Year you joined the ECSO:1994

Barbara Wiggin, viola, is a native of Erie, Pennsylvania and received degrees in viola performance at West Virginia University (BM) and the University of Connecticut (MM). Ms. Wiggin has been a member of the ECSO since 1994 and became principal viola in 2000. Barbara has been featured as a soloist on the ECSO stage in previous seasons for performances of Harold in Italy by Berlioz, Britten’s Lachrymae and Joan Tower’s Purple Rhapsody. She is a member of the New Haven Symphony Orchestra, Assistant Principal viola in the Waterbury Symphony Orchestra and performs frequently in chamber music recitals throughout Connecticut and New England.

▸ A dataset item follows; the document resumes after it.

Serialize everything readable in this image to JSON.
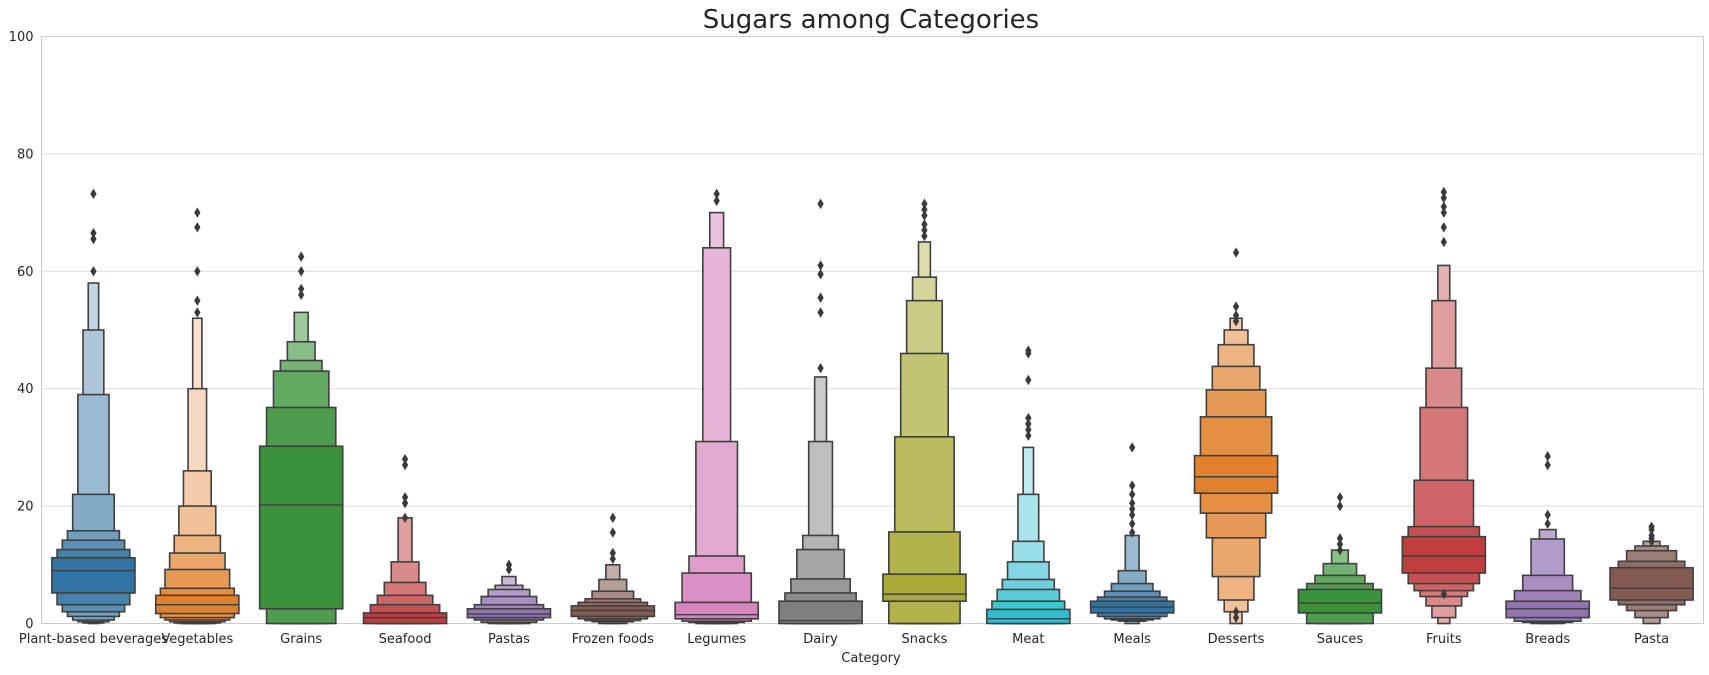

In 2001 and 2002 Barbara participated as a member of the Hartford Symphony Orchestra viola section for the Andrea Bocelli National Tour on the East Coast and Canada. She currently continues to enjoy the opportunity to perform with National and International musicians at the Connecticut casino venues. Ms. Wiggin is the violist and one of three artistic directors for the Hop River Chamber Music Players based in Andover, CT. In addition to performing, Barbara has been on the faculty at the Hartford Conservatory, UConn Community School and held a private studio for 10 years teaching violin, viola and chamber music to all ages. She was on staff and operations director at the Music Mountain Chamber Music Festival for high school students in Falls Village. Ms. Wiggin continues to be active in the community as a guest artist for educational outreach programs and masterclasses.

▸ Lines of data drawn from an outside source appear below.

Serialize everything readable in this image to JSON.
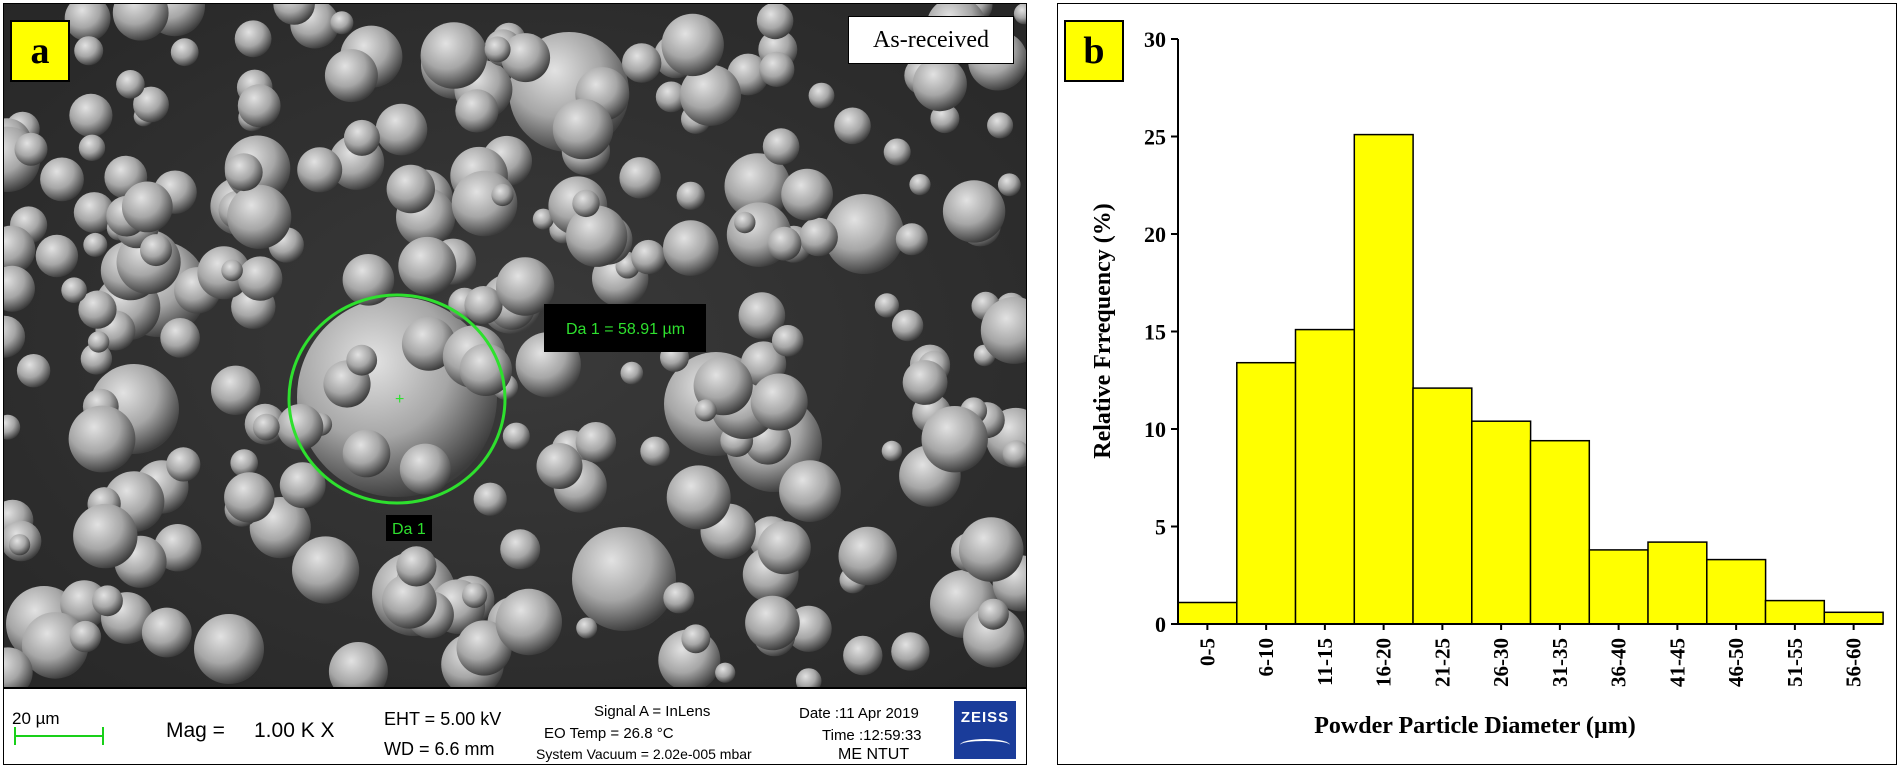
{
  "panel_a": {
    "tag": "a",
    "condition_label": "As-received",
    "measurement_label": "Da 1 = 58.91 µm",
    "measurement_marker": "Da 1",
    "footer": {
      "scale_bar": "20 µm",
      "mag_label": "Mag =",
      "mag_value": "1.00 K X",
      "eht": "EHT =  5.00 kV",
      "wd": "WD =  6.6 mm",
      "signal": "Signal A = InLens",
      "eo_temp": "EO Temp =  26.8 °C",
      "vacuum": "System Vacuum = 2.02e-005 mbar",
      "date": "Date :11 Apr 2019",
      "time": "Time :12:59:33",
      "lab": "ME NTUT",
      "logo": "ZEISS"
    }
  },
  "panel_b": {
    "tag": "b"
  },
  "chart_data": {
    "type": "bar",
    "title": "",
    "xlabel": "Powder Particle Diameter (µm)",
    "ylabel": "Relative Frrequency (%)",
    "categories": [
      "0-5",
      "6-10",
      "11-15",
      "16-20",
      "21-25",
      "26-30",
      "31-35",
      "36-40",
      "41-45",
      "46-50",
      "51-55",
      "56-60"
    ],
    "values": [
      1.1,
      13.4,
      15.1,
      25.1,
      12.1,
      10.4,
      9.4,
      3.8,
      4.2,
      3.3,
      1.2,
      0.6
    ],
    "ylim": [
      0,
      30
    ],
    "yticks": [
      0,
      5,
      10,
      15,
      20,
      25,
      30
    ],
    "bar_color": "#ffff00",
    "grid": false
  }
}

Favorite Composer:Shostakovich

Hidden Talent:I crochet scarves, hats, shawls and I just launched a website that features some of those things.

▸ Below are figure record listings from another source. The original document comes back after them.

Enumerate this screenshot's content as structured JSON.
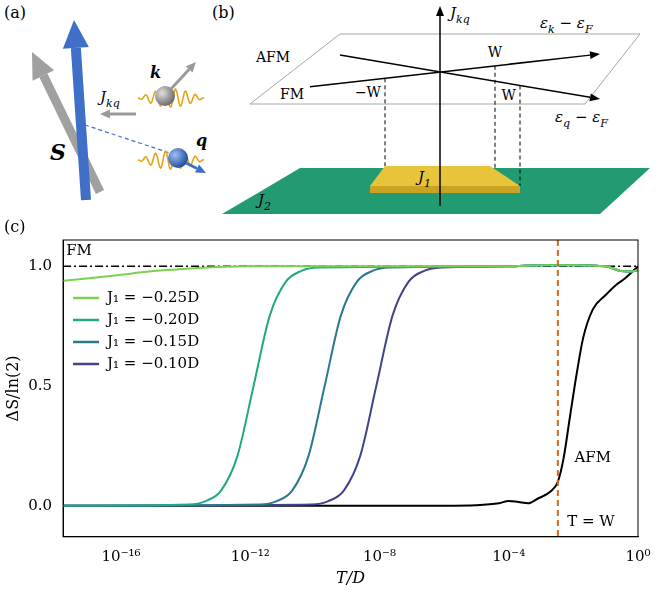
{
  "panel_a": {
    "panel_label": "(a)",
    "spin_label": "S",
    "coupling_label": [
      [
        "J",
        "kq"
      ]
    ],
    "k_label": "k",
    "q_label": "q"
  },
  "panel_b": {
    "panel_label": "(b)",
    "vertical_axis": [
      [
        "J",
        "kq"
      ]
    ],
    "k_axis": [
      [
        "ε",
        "k"
      ],
      [
        " − ε",
        "F"
      ]
    ],
    "q_axis": [
      [
        "ε",
        "q"
      ],
      [
        " − ε",
        "F"
      ]
    ],
    "upper_plane_labels": [
      "AFM",
      "FM"
    ],
    "k_axis_marks": [
      "−W",
      "W"
    ],
    "q_axis_marks": [
      "W"
    ],
    "inner_region": [
      [
        "J",
        "1"
      ]
    ],
    "outer_region": [
      [
        "J",
        "2"
      ]
    ]
  },
  "chart_data": {
    "type": "line",
    "panel_label": "(c)",
    "xlabel": "T/D",
    "ylabel": "ΔS/ln(2)",
    "log": "x",
    "xlim": [
      1.6e-18,
      1
    ],
    "xticks": [
      {
        "value": 1e-16,
        "label": "10⁻¹⁶"
      },
      {
        "value": 1e-12,
        "label": "10⁻¹²"
      },
      {
        "value": 1e-08,
        "label": "10⁻⁸"
      },
      {
        "value": 0.0001,
        "label": "10⁻⁴"
      },
      {
        "value": 1,
        "label": "10⁰"
      }
    ],
    "ylim": [
      -0.13,
      1.11
    ],
    "yticks": [
      {
        "value": 0,
        "label": "0.0"
      },
      {
        "value": 0.5,
        "label": "0.5"
      },
      {
        "value": 1,
        "label": "1.0"
      }
    ],
    "grid": false,
    "legend": "upper left",
    "series": [
      {
        "name": "J₁ = −0.25D",
        "color": "#7ad151",
        "line_style": "solid",
        "x": [
          1.6e-18,
          1e-17,
          1e-16,
          1e-15,
          1e-14,
          1e-13,
          1e-12,
          1e-08,
          0.0001,
          0.001,
          0.01,
          0.1,
          0.3,
          0.6,
          1
        ],
        "values": [
          0.94,
          0.95,
          0.965,
          0.98,
          0.99,
          0.997,
          1.0,
          1.0,
          1.0,
          1.005,
          1.005,
          1.0,
          0.98,
          0.978,
          0.985
        ]
      },
      {
        "name": "J₁ = −0.20D",
        "color": "#22a884",
        "line_style": "solid",
        "x": [
          1.6e-18,
          1.26e-14,
          3.98e-14,
          1.26e-13,
          3.98e-13,
          1.26e-12,
          3.98e-12,
          1.26e-11,
          3.98e-11,
          1.26e-10,
          0.0001,
          0.001,
          0.01,
          0.1,
          0.3,
          0.6,
          1
        ],
        "values": [
          0,
          0.005,
          0.018,
          0.064,
          0.207,
          0.5,
          0.793,
          0.936,
          0.982,
          0.995,
          1.0,
          1.005,
          1.005,
          1.0,
          0.98,
          0.978,
          0.985
        ]
      },
      {
        "name": "J₁ = −0.15D",
        "color": "#2a788e",
        "line_style": "solid",
        "x": [
          1.6e-18,
          2e-12,
          6.31e-12,
          2e-11,
          6.31e-11,
          2e-10,
          6.31e-10,
          2e-09,
          6.31e-09,
          2e-08,
          0.0001,
          0.001,
          0.01,
          0.1,
          0.3,
          0.6,
          1
        ],
        "values": [
          0,
          0.005,
          0.018,
          0.064,
          0.207,
          0.5,
          0.793,
          0.936,
          0.982,
          0.995,
          1.0,
          1.005,
          1.005,
          1.0,
          0.98,
          0.978,
          0.985
        ]
      },
      {
        "name": "J₁ = −0.10D",
        "color": "#414487",
        "line_style": "solid",
        "x": [
          1.6e-18,
          7.94e-11,
          2.51e-10,
          7.94e-10,
          2.51e-09,
          7.94e-09,
          2.51e-08,
          7.94e-08,
          2.51e-07,
          7.94e-07,
          0.0001,
          0.001,
          0.01,
          0.1,
          0.3,
          0.6,
          1
        ],
        "values": [
          0,
          0.005,
          0.018,
          0.064,
          0.207,
          0.5,
          0.793,
          0.936,
          0.982,
          0.995,
          1.0,
          1.005,
          1.005,
          1.0,
          0.98,
          0.978,
          0.985
        ]
      },
      {
        "color": "#000000",
        "line_style": "solid",
        "x": [
          1.6e-18,
          1e-06,
          1e-05,
          5e-05,
          0.0001,
          0.0002,
          0.0004,
          0.0008,
          0.002,
          0.0033,
          0.005,
          0.008,
          0.0126,
          0.02,
          0.04,
          0.1,
          0.2,
          0.4,
          0.7,
          1
        ],
        "values": [
          0,
          0,
          0.002,
          0.01,
          0.02,
          0.015,
          0.01,
          0.03,
          0.06,
          0.1,
          0.2,
          0.38,
          0.55,
          0.7,
          0.82,
          0.88,
          0.92,
          0.95,
          0.98,
          1.0
        ]
      }
    ],
    "reference_lines": [
      {
        "y": 1,
        "color": "#000000",
        "line_style": "dashdot"
      },
      {
        "x": 0.0033,
        "color": "#d2691e",
        "line_style": "dashed"
      }
    ],
    "annotations": [
      {
        "text": "FM",
        "x": 5e-18,
        "y": 1.065
      },
      {
        "text": "AFM",
        "x": 0.04,
        "y": 0.2
      },
      {
        "text": "T = W",
        "x": 0.035,
        "y": -0.07
      }
    ]
  }
}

Who/What Inspired You To Take Up Your Instrument:Watching Lawrence Welk and falling in love with that string sound.

Your Favorite Musical Memory:I have a lot of favorite musical memories, but my most favorite and memorable happened after a concert. At this performance of the New Haven Symphony, two supporters of the symphony were honored as long time, unwavering audience members, having never missed a season in many years (I can’t remember the exact number but it was impressive). As I was leaving Woolsey Hall afterwards, I was approached by an elderly man with a huge smile who said, “I’ve been coming here a very long time and they made a big deal out of it so I figured it was time to shake someone’s hand and say thank you.” I was so thankful to have been the one on the sidewalk at that very moment. Having that encounter made my night.